Die Umweltkatastrophe in Ungarn scheint sich zwei Tage nach dem Bruch eines mit Giftschlamm gefüllten Beckens einer Aluminiumfabrik immer mehr auszuweiten. Mittlerweile werden bereits zehn Tote befürchtet, darunter zwei Kleinkinder und mehrere ältere Menschen. Selbst die Luft sei mittlerweile vergiftet, berichtete ein Mitarbeiter der Umweltschutzorganisation WWF. Fauna und Flora seien im Umkreis von 40 Quadratkilometern vernichtet. Sollte sich der Giftschlamm weiter ausbreiten, könnte er in ein paar Tagen die Donau erreichen.

Am Montagabend ist nahe der westungarischen Kleinstadt Ajka der Damm eines Auffangbeckens geborsten, woraufhin sich eine rotbraune und giftige Schlammwelle über drei Ortschaften wälzte. Das Schadensausmaß ist nach wie vor nicht abzusehen. Die Zahl der Todesopfer könnte allerdings auf zehn steigen, denn sechs ältere Personen, die als vermisst galten, dürften unter den Schlammmassen ums Leben gekommen sein, hieß es am Mittwoch. Mittlerweile kämpft ein 500 Mann starker Aufräumtrupp gegen die Ausbreitung der Umweltkatastrophe.

WWF: "Verheerende Langzeitschäden"

In drei Ortschaften, vor allem in Kolontar, hat die giftige Schlammlawine Verwüstungen angerichtet. Hausrat und Autos wurden bis zu zwei Kilometer entfernt in Feldern gefunden. Der Schlamm steht dort auch zwei Tage nach dem Chemieunfall noch einen Meter hoch im Dorf. Ein Regierungssprecher sagte, das aus dem geborstenen Becken ausgetretene Material sei toxisch und könne sowohl Haut- als auch Augenirritationen hervorrufen. Es sei jedoch nicht radioaktiv und enthalte kein Zyanid.

Der WWF befürchtet trotzdem "verheerende Langzeitschäden". Der Rotschlamm, ein Überbleibsel aus der Aluminiumgewinnung, enthalte Blei, Kadmium, Arsen und Chrom - allesamt Gifte, die Flora und Fauna zerstöre. Der Fluss Marcal sei bereits tot, hieß es in einer Aussendung. Laut WWF sei das ausgeflossene Material sehr wohl "leicht radioaktiv", weshalb auch bereits 500 bis 600 Tonnen Gips zur Bindung in den Fluss geschüttet worden sind. Die Umweltkatastrophe sei "beispiellos in der ungarischen Geschichte".

Noch weitere gefährliche Becken

Das offenbar deutlich über die erlaubte Norm gefüllte Giftschlammbecken dürfte nicht das einzige sein, laut WWF gibt es noch weitere giftige Depots im Donauraum, die teilweise sogar verlassen und ungesichert seien.

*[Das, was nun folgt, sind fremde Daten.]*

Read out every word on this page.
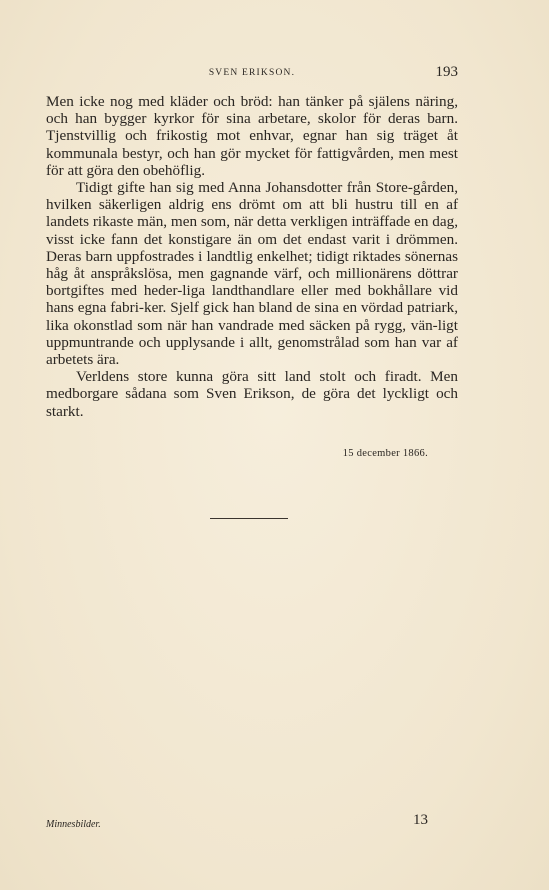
SVEN ERIKSON.	193

Men icke nog med kläder och bröd: han tänker på själens näring, och han bygger kyrkor för sina arbetare, skolor för deras barn. Tjenstvillig och frikostig mot enhvar, egnar han sig träget åt kommunala bestyr, och han gör mycket för fattigvården, men mest för att göra den obehöflig.

Tidigt gifte han sig med Anna Johansdotter från Store-gården, hvilken säkerligen aldrig ens drömt om att bli hustru till en af landets rikaste män, men som, när detta verkligen inträffade en dag, visst icke fann det konstigare än om det endast varit i drömmen. Deras barn uppfostrades i landtlig enkelhet; tidigt riktades sönernas håg åt anspråkslösa, men gagnande värf, och millionärens döttrar bortgiftes med heder-liga landthandlare eller med bokhållare vid hans egna fabri-ker. Sjelf gick han bland de sina en vördad patriark, lika okonstlad som när han vandrade med säcken på rygg, vän-ligt uppmuntrande och upplysande i allt, genomstrålad som han var af arbetets ära.

Verldens store kunna göra sitt land stolt och firadt. Men medborgare sådana som Sven Erikson, de göra det lyckligt och starkt.

15 december 1866.
Minnesbilder.	13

Allein in Ungarn befänden sich Reservoire mit einem geschätzten Gesamtvolumen von 50 Millionen Kubikmetern. Eines dieser Becken sei bei Almasfuzito direkt an der Donau angesiedelt.

Doch nicht nur für die Flüsse ist die Lage offenbar katastrophal. Beckmann: "Das Grundwasser ist in drei Komitaten massiv gefährdet, weil es dort stark geregnet hat." Die im Rotschlamm enthaltenen Schwermetalle würden den Boden derart verseuchen, dass er eigentlich komplett abgetragen werden müsse.

"Die Luft ist vergiftet"

Sich in Kolontar und Umgebung aufzuhalten, sei derzeit nicht ratsam: "Die Luft ist vergiftet und in den Häusern stehen die Menschen bis zur Hüfte im Schlamm." Die gesundheitlichen Langzeitfolgen für die Menschen seien unabsehbar, denn einzelne Stoffe in der rotbraunen Masse seien krebserregend.

Die Aufräumarbeiten werden der ungarischen Regierung zufolge Monate, wenn nicht gar ein Jahr dauern. "Das hier aufzuräumen, wird Monate dauern", sagte Umweltstaatssekretär Zoltan Illes dem Feuerwehrportal langlovagok.hu. Dabei würden Kosten in Höhe von Dutzenden Millionen Euro entstehen. Deshalb erwäge Ungarn auch, die EU um Hilfe zu bitten. Im Sender BBC veranschlagte der Politiker die Dauer der Aufräumarbeiten sogar mit bis zu einem Jahr.

Kritik an ungarischer Umweltpolitik

Unterdessen ist in Ungarn auch Kritik an der Politik laut geworden. "Die Geschehnisse sind die Folge der jahrzehntelangen Verantwortung - und natürlich Verantwortungslosigkeit - der politischen Kaste", schrieb die Budapester Zeitung "Nepszabadsag" am Mittwoch. Kommentatoren kritisierten unter anderem, dass die Abfälle der in den 90er Jahren privatisierten ungarischen Aluminiumindustrie nahezu bedenkenlos unter freiem Himmel gelagert werden könnten. Die Politik habe es versäumt, strengere Vorschriften zu erlassen und - wie etwa in der Schweiz, Österreich oder Großbritannien - eine Deponiesteuer einzuführen.